Randomized, double-blind trial of F14512, a polyamine-vectorized anticancer drug, compared with etoposide phosphate, in dogs with naturally occurring lymphoma

Pierre Boyé _, Franck Floch, François Serres, Zacharie Segaoula, Juliette Hordeaux, Quentin Pascal, Virginie Coste, Sandy Courapied, Emmanuel Bouchaert, Agata Rybicka, Claire Mazuy, Laurent Marescaux, Kévyn Geeraert, Corinne Fournel-Fleury, Alain Duhamel, François Machuron, Pierre Ferré, Aurélie Pétain, Nicolas Guilbaud, Dominique Tierny and Bruno Gomes

Abstract

ABSTRACT

Purpose: F14512 is an epipodophyllotoxin derivative from etoposide, combined with a spermine moiety introduced as a cell delivery vector. The objective of this study was to compare the safety and antitumor activity of F14512 and etoposide phosphate in dogs with spontaneous non-Hodgkin lymphoma (NHL) and to investigate the potential benefit of F14512 in P-glycoprotein (Pgp) overexpressing lymphomas.

Experimental Design: Forty-eight client-owned dogs with intermediate to high-grade NHL were enrolled into a randomized, double-blind trial of F14512 versus etoposide phosphate. Endpoints included safety and therapeutic efficacy.

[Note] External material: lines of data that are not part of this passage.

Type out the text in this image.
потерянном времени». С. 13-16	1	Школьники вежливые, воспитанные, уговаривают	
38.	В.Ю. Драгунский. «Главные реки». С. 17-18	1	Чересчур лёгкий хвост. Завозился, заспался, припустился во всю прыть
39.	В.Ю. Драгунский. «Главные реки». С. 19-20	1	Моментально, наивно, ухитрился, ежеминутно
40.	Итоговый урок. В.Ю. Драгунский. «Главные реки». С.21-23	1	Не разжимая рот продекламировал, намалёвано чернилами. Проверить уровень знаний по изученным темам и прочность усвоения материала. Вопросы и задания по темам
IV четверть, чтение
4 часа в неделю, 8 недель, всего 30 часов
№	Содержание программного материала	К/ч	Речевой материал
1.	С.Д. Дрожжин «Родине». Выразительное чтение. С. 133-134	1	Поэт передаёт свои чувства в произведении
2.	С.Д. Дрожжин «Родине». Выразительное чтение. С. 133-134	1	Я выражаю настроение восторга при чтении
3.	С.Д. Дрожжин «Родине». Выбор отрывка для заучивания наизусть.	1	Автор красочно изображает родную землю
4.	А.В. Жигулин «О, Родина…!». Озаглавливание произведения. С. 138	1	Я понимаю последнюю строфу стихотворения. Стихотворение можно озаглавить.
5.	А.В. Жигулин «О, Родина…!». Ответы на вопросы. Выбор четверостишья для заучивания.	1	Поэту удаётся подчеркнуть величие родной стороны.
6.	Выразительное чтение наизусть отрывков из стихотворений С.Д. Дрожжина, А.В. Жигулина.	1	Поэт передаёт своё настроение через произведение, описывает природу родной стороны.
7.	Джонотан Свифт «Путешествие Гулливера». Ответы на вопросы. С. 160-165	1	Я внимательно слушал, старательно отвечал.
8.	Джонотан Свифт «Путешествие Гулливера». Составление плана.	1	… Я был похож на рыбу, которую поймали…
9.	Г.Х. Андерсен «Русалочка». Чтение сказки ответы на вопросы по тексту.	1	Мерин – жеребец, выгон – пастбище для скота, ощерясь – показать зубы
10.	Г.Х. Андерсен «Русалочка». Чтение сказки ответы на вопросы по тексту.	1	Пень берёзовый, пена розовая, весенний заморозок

Results: Twenty-five dogs were randomized to receive F14512 and 23 dogs to receive etoposide phosphate. All adverse events (AEs) were reversible, and no treatment-related death was reported. Hematologic AEs were more severe with F14512 and gastrointestinal AEs were more frequent with etoposide phosphate. F14512 exhibited similar response rate and progression-free survival (PFS) as etoposide phosphate in the global treated population. Subgroup analysis of dogs with Pgp-overexpressing NHL showed a significant improvement in PFS in dogs treated with F14512 compared with etoposide phosphate.

Conclusion: F14512 showed strong therapeutic efficacy against spontaneous NHL and exhibited a clinical benefice in Pgp-overexpressing lymphoma superior to etoposide phosphate. The results clearly justify the evaluation of F14512 in human clinical trials.